The creation of a fourth university in Birmingham has drawn a step closer with one of the city's colleges granted the power to award degrees.
Newman College of Higher Education in Bartley Green was this week made a "university college" by the Government.
It means the centre has been judged good enough to issue degrees in its name, rather than having to link up with another more established institution.
But the college has been barred from calling itself a full university - despite its courses been judged equal in quality - because it is considered too small.
Under arcane Government rules, a higher education institution has to have more than 4,000 students to gain full university status.
Newman currently has 3,000, though the centre is rapidly growing. Last year alone applicants for places on its 49 undergraduate courses grew by 22.8 per cent.

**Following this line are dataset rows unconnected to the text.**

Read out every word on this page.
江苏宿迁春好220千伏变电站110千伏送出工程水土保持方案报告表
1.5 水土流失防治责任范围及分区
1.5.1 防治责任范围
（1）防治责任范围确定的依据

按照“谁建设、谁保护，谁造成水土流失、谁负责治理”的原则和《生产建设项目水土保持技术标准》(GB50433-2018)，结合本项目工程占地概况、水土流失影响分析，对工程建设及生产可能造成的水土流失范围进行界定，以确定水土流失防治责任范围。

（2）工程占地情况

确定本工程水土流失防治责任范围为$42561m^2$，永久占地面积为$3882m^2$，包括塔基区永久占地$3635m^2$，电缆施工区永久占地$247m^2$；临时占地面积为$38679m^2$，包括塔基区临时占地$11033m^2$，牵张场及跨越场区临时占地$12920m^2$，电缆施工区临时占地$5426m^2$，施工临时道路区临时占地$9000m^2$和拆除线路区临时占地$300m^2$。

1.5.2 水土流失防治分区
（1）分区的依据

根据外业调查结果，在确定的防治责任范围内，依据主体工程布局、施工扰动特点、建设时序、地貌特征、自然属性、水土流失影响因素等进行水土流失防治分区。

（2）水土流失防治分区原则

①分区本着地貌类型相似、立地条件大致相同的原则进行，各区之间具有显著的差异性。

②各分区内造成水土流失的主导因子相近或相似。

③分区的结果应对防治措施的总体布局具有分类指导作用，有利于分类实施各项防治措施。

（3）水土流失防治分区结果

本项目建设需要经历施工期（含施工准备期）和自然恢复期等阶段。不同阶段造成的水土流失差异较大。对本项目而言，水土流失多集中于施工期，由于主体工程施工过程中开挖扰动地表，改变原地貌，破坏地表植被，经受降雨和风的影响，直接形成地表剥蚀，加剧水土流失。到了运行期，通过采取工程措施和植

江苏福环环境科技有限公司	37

Principal, Pamela Taylor said: "If we grow to 4,000 full-time students then we can apply to become a fully-fledged university.
"We would be delighted to be Birmingham's fourth university. It is something we will continue to work towards. At the moment we are in a position where demand for places outstrips provision.
"We are trying to get funding so we can have additional provision."
Newman was originally established as a teacher training college. Some 30 per cent of its students are still trainee teachers, but provision in other subjects has grown significantly in recent years.
It now offers a wide range of courses from sports, to English, history and geography as well as vocational foundation degrees.
Inspectors from the Quality Assurance Agency, the standards body for higher education, spent 12 months at Newman College assessing its provision.
"The QAA sent in a team of reviewers and they lived with us for a year," said Ms Taylor. "They go over everything. They interview students and staff, local employers and other stakeholders.
"They really drill down into your quality and standards. The outcome of being awarded this by the Privy Council confirms what we offer students is on par with what any other university offers students.
"We will be able to offer the same experience in terms of quality."
A name change will soon be confirmed for Newman by the Privy Council, which sanctions changes in status to higher education institutions.
Because of the size issue, however, Newman is likely to retain the word "college" within its title.
Ms Taylor said the institution prided itself on the greater intimacy afforded by its size, rather than seeing it as a reason to be penalised.
"If you look at the best universities in the country, what they offer is a terrific opportunity for students in terms of the range of courses they offer.
"What distinguishes them is they offer both the arts and the science. Where I would place us is we are a liberal arts university.
"There is a place in the UK sector for smaller liberal arts universities. But we are content with university status and we will spend the next few years strengthening every aspect of our provision for students."
A £15 million refurbishment programme has started at Newman which is set to transform the site.
Ms Taylor described the centre as "Birmingham's best kept secret", because of its location on the edge of the city, which was beginning to gain wider recognition.
"This will be a huge boost to Birmingham," she said.
"It means Birmingham can be very proud to have another institution that is offering real choice for students. I hope it will add to the reputation Birmingham has got in learning."